I was at a very interesting workshop on Predictive Modeling and Search Based Software Engineering on Monday/Tuesday this week and am going to say something about the talks that interested me. The talks were recorded and the videos will appear on the web site in a few weeks. The CREST Open Workshop (COW) runs roughly once a month and the group leader, Mark Harman, is always on the lookout for speakers, do let him know if you are in the area.

  • Tim Menzies talked about how models built from one data set did well on that dataset but often not nearly as well on another (i.e., local vs global applicability of models). Academics papers usually fail to point out that that any results might not be applicable outside of the limited domain examined, in fact they often give the impression of being generally applicable.

    Me: Industry likes global solutions because it makes life simpler and because local data is often not available. It is a serious problem if, for existing methods, data on one part of a companies software development activity is of limited use in predicting something about a different development activity in the same company and completely useless at predicting things at a different company.

  • Yuriy Brun talked about something that is so obviously a good idea it is hard to believe that it had not been done years ago. The idea is to have your development environment be aware of what changes other software developers have made to their local copies of source files you also have checked out from version control. You are warned as soon your local copy conflicts with somebody else’s local copy, i.e., a conflict would occur if you both check in your local copy to the central repository. This warning has the potential to save lots of time by having developers talk to each about resolving the conflict before doing any more work that depends on the conflicting change.

    Crystal is a plug-in for Eclipse that implements this functionality and Visual studio support is expected in a couple of releases time.

    I have previously written about how multi-core processors will change software development tools and I think this idea falls into that category.

  • Martin Shepperd presented a very worrying finding. An analysis of the results published in 18 papers dealing with fault prediction found that the best predictor (over 60%) of agreement between results in different papers was co-authorship. That is, when somebody co-authored a paper with another person any other papers they published were more likely to agree with other results published by that person than with results published by somebody they had not co-authored a paper with. This suggests that each separate group of authors is doing something different that significantly affects their results; this might be differences in software packages being used, differences in configuration options or tuning parameters, so something else.

    It might be expected that agreement between results would depend on the techniques used, but Shepperd et als analysis found this kind of dependency to be very small.

    An effect is occurring that is not documented in the published papers; this is not how things are supposed to be. There was lots of interest in obtaining the raw data to replicate the analysis.

  • Camilo Fitzgerald talked about predicting various kinds of feature request ‘failures’ and presented initial results based on data mined from various open source projects; possible ‘failures’ included a new feature being added and later removed and significant delay (e.g., 1 year) in implementing a requested feature. I have previously written about empirical software engineering only being a few years old and this research is a great example of how whole new areas of research are being opened up by the availability of huge amounts of data on open source projects.

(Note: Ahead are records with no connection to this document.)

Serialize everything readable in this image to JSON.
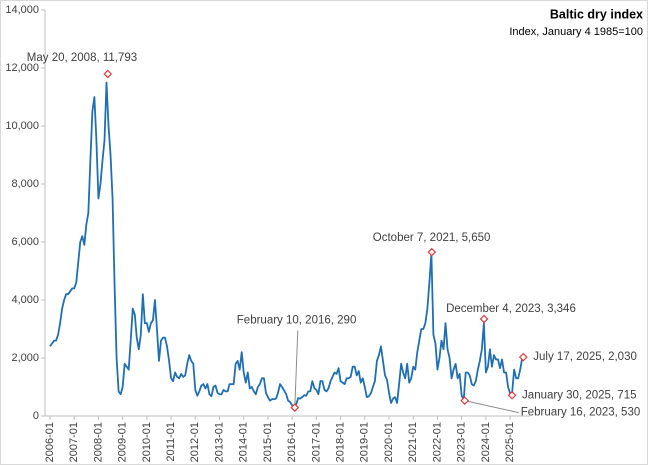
{
  "chart_data": {
    "type": "line",
    "title": "Baltic dry index",
    "subtitle": "Index, January 4 1985=100",
    "x": [
      "2006-01",
      null,
      null,
      null,
      null,
      null,
      null,
      null,
      null,
      null,
      null,
      null,
      "2007-01",
      null,
      null,
      null,
      null,
      null,
      null,
      null,
      null,
      null,
      null,
      null,
      "2008-01",
      null,
      null,
      null,
      null,
      null,
      null,
      null,
      null,
      null,
      null,
      null,
      "2009-01",
      null,
      null,
      null,
      null,
      null,
      null,
      null,
      null,
      null,
      null,
      null,
      "2010-01",
      null,
      null,
      null,
      null,
      null,
      null,
      null,
      null,
      null,
      null,
      null,
      "2011-01",
      null,
      null,
      null,
      null,
      null,
      null,
      null,
      null,
      null,
      null,
      null,
      "2012-01",
      null,
      null,
      null,
      null,
      null,
      null,
      null,
      null,
      null,
      null,
      null,
      "2013-01",
      null,
      null,
      null,
      null,
      null,
      null,
      null,
      null,
      null,
      null,
      null,
      "2014-01",
      null,
      null,
      null,
      null,
      null,
      null,
      null,
      null,
      null,
      null,
      null,
      "2015-01",
      null,
      null,
      null,
      null,
      null,
      null,
      null,
      null,
      null,
      null,
      null,
      "2016-01",
      null,
      null,
      null,
      null,
      null,
      null,
      null,
      null,
      null,
      null,
      null,
      "2017-01",
      null,
      null,
      null,
      null,
      null,
      null,
      null,
      null,
      null,
      null,
      null,
      "2018-01",
      null,
      null,
      null,
      null,
      null,
      null,
      null,
      null,
      null,
      null,
      null,
      "2019-01",
      null,
      null,
      null,
      null,
      null,
      null,
      null,
      null,
      null,
      null,
      null,
      "2020-01",
      null,
      null,
      null,
      null,
      null,
      null,
      null,
      null,
      null,
      null,
      null,
      "2021-01",
      null,
      null,
      null,
      null,
      null,
      null,
      null,
      null,
      null,
      null,
      null,
      "2022-01",
      null,
      null,
      null,
      null,
      null,
      null,
      null,
      null,
      null,
      null,
      null,
      "2023-01",
      null,
      null,
      null,
      null,
      null,
      null,
      null,
      null,
      null,
      null,
      null,
      "2024-01",
      null,
      null,
      null,
      null,
      null,
      null,
      null,
      null,
      null,
      null,
      null,
      "2025-01",
      null,
      null,
      null,
      null,
      null,
      null
    ],
    "series": [
      {
        "color": "#1f6fb4",
        "values": [
          2400,
          2500,
          2600,
          2600,
          2800,
          3200,
          3700,
          4000,
          4200,
          4200,
          4300,
          4400,
          4400,
          4600,
          5300,
          6000,
          6200,
          5900,
          6600,
          7000,
          8800,
          10500,
          11000,
          9500,
          7500,
          8000,
          8800,
          9500,
          11500,
          10000,
          9000,
          7500,
          4500,
          2000,
          850,
          750,
          1000,
          1800,
          1700,
          1600,
          2600,
          3700,
          3500,
          2700,
          2300,
          2800,
          4200,
          3200,
          3200,
          2900,
          3200,
          3300,
          4000,
          3000,
          1900,
          2600,
          2700,
          2700,
          2400,
          1900,
          1300,
          1200,
          1500,
          1350,
          1300,
          1450,
          1350,
          1400,
          1800,
          2100,
          1900,
          1800,
          900,
          700,
          850,
          1050,
          1100,
          950,
          1100,
          750,
          680,
          1000,
          1050,
          800,
          750,
          750,
          900,
          850,
          850,
          1100,
          1100,
          1100,
          1800,
          1900,
          1600,
          2200,
          1500,
          1150,
          1500,
          950,
          1000,
          850,
          750,
          1000,
          1100,
          1300,
          1300,
          800,
          650,
          530,
          580,
          580,
          600,
          800,
          1100,
          1000,
          880,
          760,
          530,
          480,
          370,
          300,
          400,
          620,
          600,
          650,
          720,
          700,
          850,
          850,
          1200,
          960,
          900,
          750,
          1200,
          1200,
          900,
          850,
          950,
          1200,
          1350,
          1500,
          1450,
          1650,
          1200,
          1150,
          1100,
          1300,
          1300,
          1350,
          1700,
          1700,
          1400,
          1550,
          1150,
          1300,
          1000,
          650,
          680,
          780,
          1000,
          1200,
          1900,
          2100,
          2400,
          1900,
          1400,
          1250,
          800,
          450,
          600,
          650,
          450,
          1100,
          1800,
          1500,
          1300,
          1800,
          1150,
          1300,
          1700,
          1600,
          2200,
          2600,
          3000,
          3000,
          3200,
          3700,
          4600,
          5600,
          2800,
          2500,
          1600,
          2000,
          2600,
          2300,
          3200,
          2300,
          2000,
          1300,
          1600,
          1800,
          1300,
          1450,
          700,
          560,
          1500,
          1500,
          1400,
          1100,
          1050,
          1200,
          1600,
          1900,
          2300,
          3200,
          1500,
          1700,
          2300,
          1700,
          2100,
          1950,
          1950,
          1650,
          1950,
          1500,
          1500,
          1000,
          780,
          800,
          1600,
          1300,
          1300,
          1600,
          2000
        ]
      }
    ],
    "ylim": [
      0,
      14000
    ],
    "yticks": [
      0,
      {
        "value": 2000,
        "label": "2,000"
      },
      {
        "value": 4000,
        "label": "4,000"
      },
      {
        "value": 6000,
        "label": "6,000"
      },
      {
        "value": 8000,
        "label": "8,000"
      },
      {
        "value": 10000,
        "label": "10,000"
      },
      {
        "value": 12000,
        "label": "12,000"
      },
      {
        "value": 14000,
        "label": "14,000"
      }
    ],
    "marker_color": "#e8373c",
    "annotations": [
      {
        "label": "May 20, 2008,  11,793",
        "x": "2008-05-20",
        "value": 11793
      },
      {
        "label": "October 7, 2021,  5,650",
        "x": "2021-10-07",
        "value": 5650
      },
      {
        "label": "December 4, 2023,  3,346",
        "x": "2023-12-04",
        "value": 3346
      },
      {
        "label": "February 10, 2016,  290",
        "x": "2016-02-10",
        "value": 290
      },
      {
        "label": "July 17, 2025,  2,030",
        "x": "2025-07-17",
        "value": 2030
      },
      {
        "label": "January 30, 2025,  715",
        "x": "2025-01-30",
        "value": 715
      },
      {
        "label": "February 16, 2023,  530",
        "x": "2023-02-16",
        "value": 530
      }
    ]
  }
}
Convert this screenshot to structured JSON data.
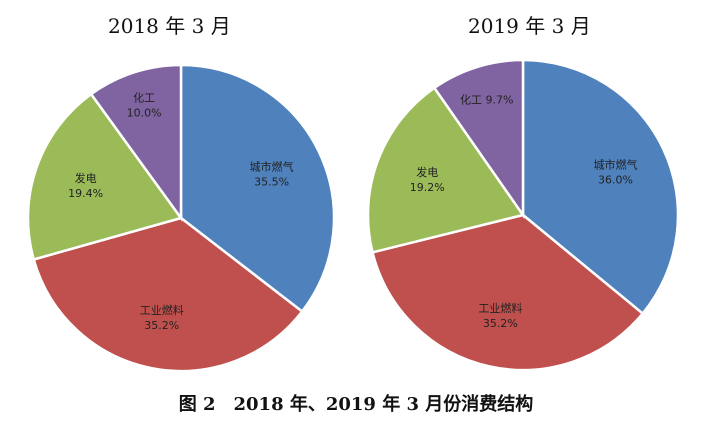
{
  "figure_caption": "图 2　2018 年、2019 年 3 月份消费结构",
  "chart_data": [
    {
      "type": "pie",
      "title": "2018 年 3 月",
      "slices": [
        {
          "label": "城市燃气",
          "value": 35.5,
          "value_label": "35.5%",
          "color": "#4f81bd"
        },
        {
          "label": "工业燃料",
          "value": 35.2,
          "value_label": "35.2%",
          "color": "#c0504d"
        },
        {
          "label": "发电",
          "value": 19.4,
          "value_label": "19.4%",
          "color": "#9bbb59"
        },
        {
          "label": "化工",
          "value": 10.0,
          "value_label": "10.0%",
          "color": "#8064a2"
        }
      ]
    },
    {
      "type": "pie",
      "title": "2019 年 3 月",
      "slices": [
        {
          "label": "城市燃气",
          "value": 36.0,
          "value_label": "36.0%",
          "color": "#4f81bd"
        },
        {
          "label": "工业燃料",
          "value": 35.2,
          "value_label": "35.2%",
          "color": "#c0504d"
        },
        {
          "label": "发电",
          "value": 19.2,
          "value_label": "19.2%",
          "color": "#9bbb59"
        },
        {
          "label": "化工",
          "value": 9.7,
          "value_label": "9.7%",
          "color": "#8064a2"
        }
      ]
    }
  ]
}
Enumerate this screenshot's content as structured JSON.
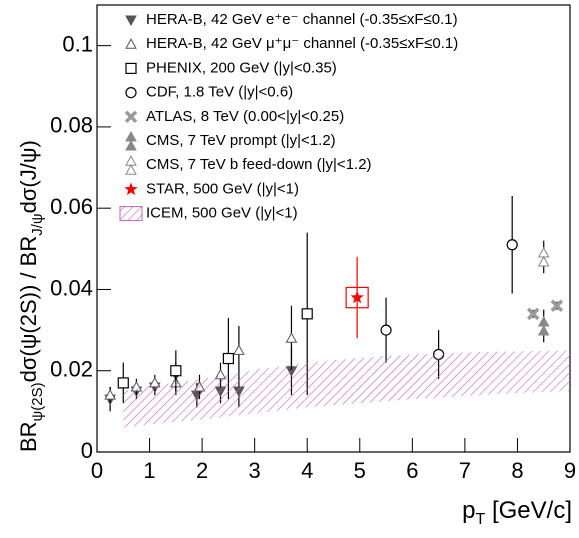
{
  "chart_data": {
    "type": "scatter",
    "xlabel_parts": [
      "p",
      "T",
      " [GeV/c]"
    ],
    "ylabel_parts": [
      "BR",
      "ψ(2S)",
      "dσ(ψ(2S)) / BR",
      "J/ψ",
      "dσ(J/ψ)"
    ],
    "xlim": [
      0,
      9
    ],
    "xticks": [
      0,
      1,
      2,
      3,
      4,
      5,
      6,
      7,
      8,
      9
    ],
    "ylim": [
      0,
      0.11
    ],
    "yticks": [
      0,
      0.02,
      0.04,
      0.06,
      0.08,
      0.1
    ],
    "series": [
      {
        "name": "HERA-B, 42 GeV e⁺e⁻ channel (-0.35≤xF≤0.1)",
        "marker": "down-triangle",
        "color": "#555555",
        "x": [
          0.25,
          0.75,
          1.1,
          1.5,
          1.9,
          2.35,
          2.7,
          3.7
        ],
        "values": [
          0.013,
          0.015,
          0.016,
          0.019,
          0.014,
          0.015,
          0.015,
          0.02
        ],
        "errors": [
          0.003,
          0.002,
          0.002,
          0.003,
          0.003,
          0.003,
          0.004,
          0.006
        ]
      },
      {
        "name": "HERA-B, 42 GeV μ⁺μ⁻ channel (-0.35≤xF≤0.1)",
        "marker": "open-triangle",
        "color": "#555555",
        "x": [
          0.25,
          0.75,
          1.1,
          1.5,
          1.95,
          2.35,
          2.7,
          3.7
        ],
        "values": [
          0.014,
          0.016,
          0.017,
          0.017,
          0.016,
          0.019,
          0.025,
          0.028
        ],
        "errors": [
          0.002,
          0.002,
          0.002,
          0.003,
          0.003,
          0.003,
          0.006,
          0.008
        ]
      },
      {
        "name": "PHENIX, 200 GeV (|y|<0.35)",
        "marker": "open-square",
        "color": "#000000",
        "x": [
          0.5,
          1.5,
          2.5,
          4.0
        ],
        "values": [
          0.017,
          0.02,
          0.023,
          0.034
        ],
        "errors": [
          0.005,
          0.005,
          0.01,
          0.02
        ]
      },
      {
        "name": "CDF, 1.8 TeV (|y|<0.6)",
        "marker": "open-circle",
        "color": "#000000",
        "x": [
          5.5,
          6.5,
          7.9
        ],
        "values": [
          0.03,
          0.024,
          0.051
        ],
        "errors": [
          0.008,
          0.006,
          0.012
        ]
      },
      {
        "name": "ATLAS, 8 TeV (0.00<|y|<0.25)",
        "marker": "cross",
        "color": "#999999",
        "x": [
          8.3,
          8.75
        ],
        "values": [
          0.034,
          0.036
        ],
        "errors": [
          0.001,
          0.001
        ]
      },
      {
        "name": "CMS, 7 TeV prompt (|y|<1.2)",
        "marker": "triangle-pair",
        "color": "#888888",
        "x": [
          8.5
        ],
        "values": [
          0.031
        ],
        "errors": [
          0.004
        ]
      },
      {
        "name": "CMS, 7 TeV b feed-down (|y|<1.2)",
        "marker": "open-triangle-pair",
        "color": "#888888",
        "x": [
          8.5
        ],
        "values": [
          0.048
        ],
        "errors": [
          0.004
        ]
      },
      {
        "name": "STAR, 500 GeV (|y|<1)",
        "marker": "star",
        "color": "#ff0000",
        "x": [
          4.95
        ],
        "values": [
          0.038
        ],
        "errors": [
          0.01
        ],
        "sys_errors": [
          0.0025
        ]
      },
      {
        "name": "ICEM, 500 GeV (|y|<1)",
        "marker": "band",
        "color": "#c060c0",
        "x": [
          0.5,
          1,
          2,
          3,
          4,
          5,
          6,
          7,
          8,
          9
        ],
        "lower": [
          0.006,
          0.0068,
          0.008,
          0.0095,
          0.011,
          0.012,
          0.013,
          0.0138,
          0.0145,
          0.015
        ],
        "upper": [
          0.015,
          0.0162,
          0.018,
          0.0202,
          0.022,
          0.0232,
          0.024,
          0.0245,
          0.0248,
          0.025
        ]
      }
    ]
  }
}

    One hint for PhD students: It is no good doing very interesting work if you don’t keep your web page up to date so people can find out more about it

I talked to people who found other presentations very interesting. They might have failed to catch my eye because my interest or knowledge of the subject is low or I did not understand their presentation (a few gave no background or rationale and almost instantly lost me); sometimes the talks during coffee were much more informative.